Kedua, Isyarat Nonverbal; guru dapat
menghilangkan banyak perilaku buruk rutin di kelas tanpa memutus daya gerak
pembelajaran melalui penggunaan isyarat non-verbal (nonverbal cue) sederhana. Misalnya kontak mata dengan peserta didik
yang berperilaku buruk, bergerak menghampiri, tepukan ringan di bahu, dan
sebagainya. Sebab isyarat nonverbal hanya mempunyai efek terhadap siswa yang
berperilaku buruk tanpa mengganggu aliran konsentrasi bagi banyak orang lain.
Ketiga, Memuji perilaku yang bertentangan
dengan perilaku buruk; pujian dapat menjadi sarana motivasi yang ampuh bagi
peserta didik. Untuk mengurangi perilaku buruk bisa dilakukan dengan memastikan
untuk memuji peserta didik atas perilaku yang bertentangan dengan perilaku
buruk yang ingin dukurangi. Maksudnya, tangkaplah peserta didik dalam tindakan
yang benar dan berikan pujian pada saat ada diantara mereka yang berperilaku
buruk.
Keempat, Peringatan lisan; apabila isyarat dan
pujian dirasakan mustahil atau tidak efisien, peringatan lisan sederhana dapat
dijadikan pilihan untuk mengatasi masalah perilaku buruk peserta didik.

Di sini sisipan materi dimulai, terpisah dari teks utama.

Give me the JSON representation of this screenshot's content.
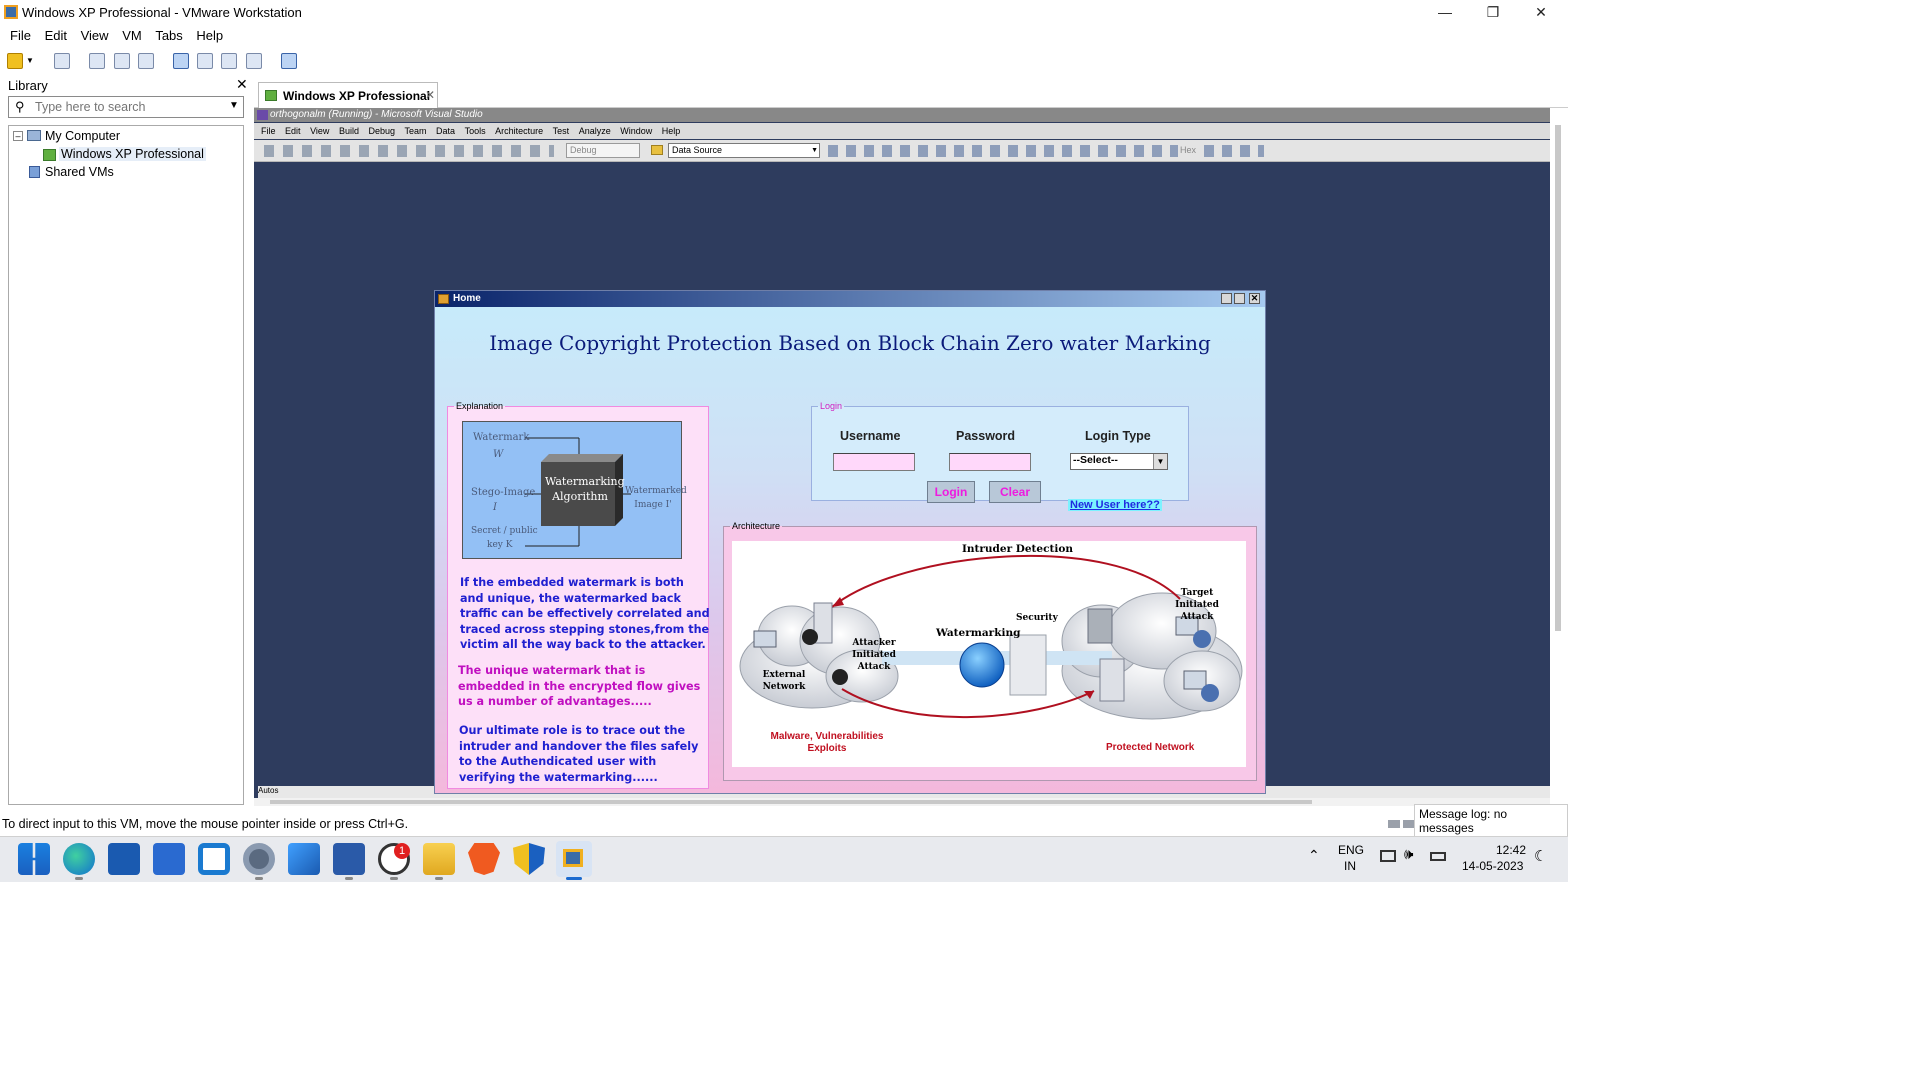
{
  "window": {
    "title": "Windows XP Professional - VMware Workstation"
  },
  "menu": [
    "File",
    "Edit",
    "View",
    "VM",
    "Tabs",
    "Help"
  ],
  "library": {
    "title": "Library",
    "search_placeholder": "Type here to search",
    "tree": [
      "My Computer",
      "Windows XP Professional",
      "Shared VMs"
    ]
  },
  "tab": {
    "label": "Windows XP Professional"
  },
  "vs": {
    "title": "orthogonalm (Running) - Microsoft Visual Studio",
    "menu": [
      "File",
      "Edit",
      "View",
      "Build",
      "Debug",
      "Team",
      "Data",
      "Tools",
      "Architecture",
      "Test",
      "Analyze",
      "Window",
      "Help"
    ],
    "config": "Debug",
    "data_source": "Data Source",
    "hex": "Hex",
    "autos": "Autos"
  },
  "form": {
    "title": "Home",
    "heading": "Image Copyright  Protection Based on Block Chain  Zero water Marking",
    "explanation": {
      "legend": "Explanation",
      "diagram": {
        "watermark": "Watermark",
        "w": "W",
        "stego": "Stego-Image",
        "i": "I",
        "secret": "Secret / public",
        "key": "key K",
        "algo": "Watermarking Algorithm",
        "out": "Watermarked Image I'"
      },
      "p1": "If the embedded watermark is both and unique, the watermarked back traffic can be effectively correlated and traced across stepping stones,from the victim all the way back to the attacker.",
      "p2": "The unique watermark that is embedded in the encrypted flow gives us a number of advantages.....",
      "p3": "Our ultimate role is to trace out the intruder and  handover the files safely to the Authendicated user with verifying the watermarking......"
    },
    "login": {
      "legend": "Login",
      "username_label": "Username",
      "password_label": "Password",
      "type_label": "Login Type",
      "select_value": "--Select--",
      "login_btn": "Login",
      "clear_btn": "Clear",
      "new_user": "New User here??"
    },
    "architecture": {
      "legend": "Architecture",
      "intruder": "Intruder Detection",
      "target": "Target Initiated Attack",
      "attacker": "Attacker Initiated Attack",
      "watermarking": "Watermarking",
      "security": "Security",
      "external": "External Network",
      "malware": "Malware, Vulnerabilities Exploits",
      "protected": "Protected Network"
    }
  },
  "status": {
    "message": "To direct input to this VM, move the mouse pointer inside or press Ctrl+G.",
    "log": "Message log: no messages"
  },
  "taskbar": {
    "lang1": "ENG",
    "lang2": "IN",
    "time": "12:42",
    "date": "14-05-2023",
    "whatsapp_badge": "1"
  },
  "colors": {
    "accent": "#0a246a",
    "form_heading": "#0a1a7a",
    "button_text": "#ee1ae0",
    "vm_bg": "#2e3c5e"
  }
}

Peringatan tersebut seharusnya diberikan langsung setelah peserta didik
berperilaku buruk, sebab peringatan yang ditunda biasanya tidak akan efektif.
Dan yang terpenting adalah peringatan tersebut menyatakan apa yang seharusnya
dilakukan peserta didik, bukan membicarakan apa yang telah dilakukannya dengan
keliru. Sebab kalimat peringatan positif akan mengkomunikasikan harapan yang
lebih positif bagi perilaku masa depan peserta didik. Juga, peringatan
seharusnya terfokus pada perilaku, bukan pada peserta didiknya.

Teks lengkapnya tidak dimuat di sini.